I take this opportunity of saving a record of a baptistic body in the United Kingdom, which appears to now be defunct. The Jesus Fellowship Church, also known as Jesus’ Army, grew out of the Bugbrooke Baptist Church in Northamptonshire. The Bugbrooke Baptist Chapel was built in 1808. The church over the years participated in the Baptist Union of Great Britain and and, much more recently, the Evangelical Alliance. Around 1986, the groups withdrew from the Evangelical Alliance, and was excluded from the Baptist Union of Great Britain over differences in policy and in practice. It appears that this church has ceased to exist, possibly around 2023. See Jesus Fellowship Redress Scheme report for more details. “Worship Time: The Journey Towards the Sacred and the Contemporary Christian Charismatic Movement in England,” a PhD thesis by Esther Elliott, provides an extensive look at this group.
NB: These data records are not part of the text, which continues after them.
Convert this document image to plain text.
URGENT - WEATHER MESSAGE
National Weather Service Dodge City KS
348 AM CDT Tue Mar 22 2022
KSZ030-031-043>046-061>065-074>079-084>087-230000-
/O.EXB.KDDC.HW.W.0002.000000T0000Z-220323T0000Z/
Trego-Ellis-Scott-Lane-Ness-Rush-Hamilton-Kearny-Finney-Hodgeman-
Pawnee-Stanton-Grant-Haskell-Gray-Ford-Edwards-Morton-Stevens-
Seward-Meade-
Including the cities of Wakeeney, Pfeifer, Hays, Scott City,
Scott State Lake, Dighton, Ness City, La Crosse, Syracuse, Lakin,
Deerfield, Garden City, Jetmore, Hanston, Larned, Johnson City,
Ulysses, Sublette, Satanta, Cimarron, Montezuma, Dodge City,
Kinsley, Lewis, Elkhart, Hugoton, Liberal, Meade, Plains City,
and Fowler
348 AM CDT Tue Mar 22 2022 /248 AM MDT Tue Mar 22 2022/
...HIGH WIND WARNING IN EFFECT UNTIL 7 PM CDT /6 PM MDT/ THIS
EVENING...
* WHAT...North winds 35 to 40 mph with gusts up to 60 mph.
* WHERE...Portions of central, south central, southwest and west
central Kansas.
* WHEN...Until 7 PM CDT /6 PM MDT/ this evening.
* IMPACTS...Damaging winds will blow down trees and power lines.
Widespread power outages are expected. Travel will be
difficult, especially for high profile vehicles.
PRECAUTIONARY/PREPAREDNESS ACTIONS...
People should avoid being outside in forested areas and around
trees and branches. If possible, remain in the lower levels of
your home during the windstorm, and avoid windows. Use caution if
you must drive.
The Jesus Fellowship Church self-described as: “an orthodox Christian group which is reformed, evangelical and Charismatic.” Elliott reports their history, faith, and practice this way:
“As a group it was once a member of the Evangelical Alliance and its activities are frequently mentioned and advertised within the pages of Renewal, a popular magazine of the Charismatic movement. One-time members of the Baptist Union of Great Britain, the Jesus Fellowship consider themselves to be rooted in the Baptist way of faith and practice. Born out of the congregation of Bugbrooke Baptist Church in Northamptonshire the Jesus Fellowship number their participants to date at approximately two thousand five hundred [circa 1998, rlv]. The Fellowship practise communal living, aggressive evangelism, full immersion baptism, speaking in tongues, foot washing and a weekly Eucharistic rite which they call ‘agape’ or the love feast. They believe in God the Father, Son and Holy spirit, the full divinity of Christ, his atoning death and bodily resurrection, the availability of justification by faith to all, Baptism in the Holy Spirit and believe the bible to be the fully inspired word of God.” (“Worship Time,” Elliott, PhD thesis, University of Nottingham, 1999, p 96)
Jesus Fellowship Church is also mentioned in Baptists Around the World edited by Albert W. Wardin, Jr. (Nashville,TN: Broadman & Holman Publishers, 1995, pp. 182, 186).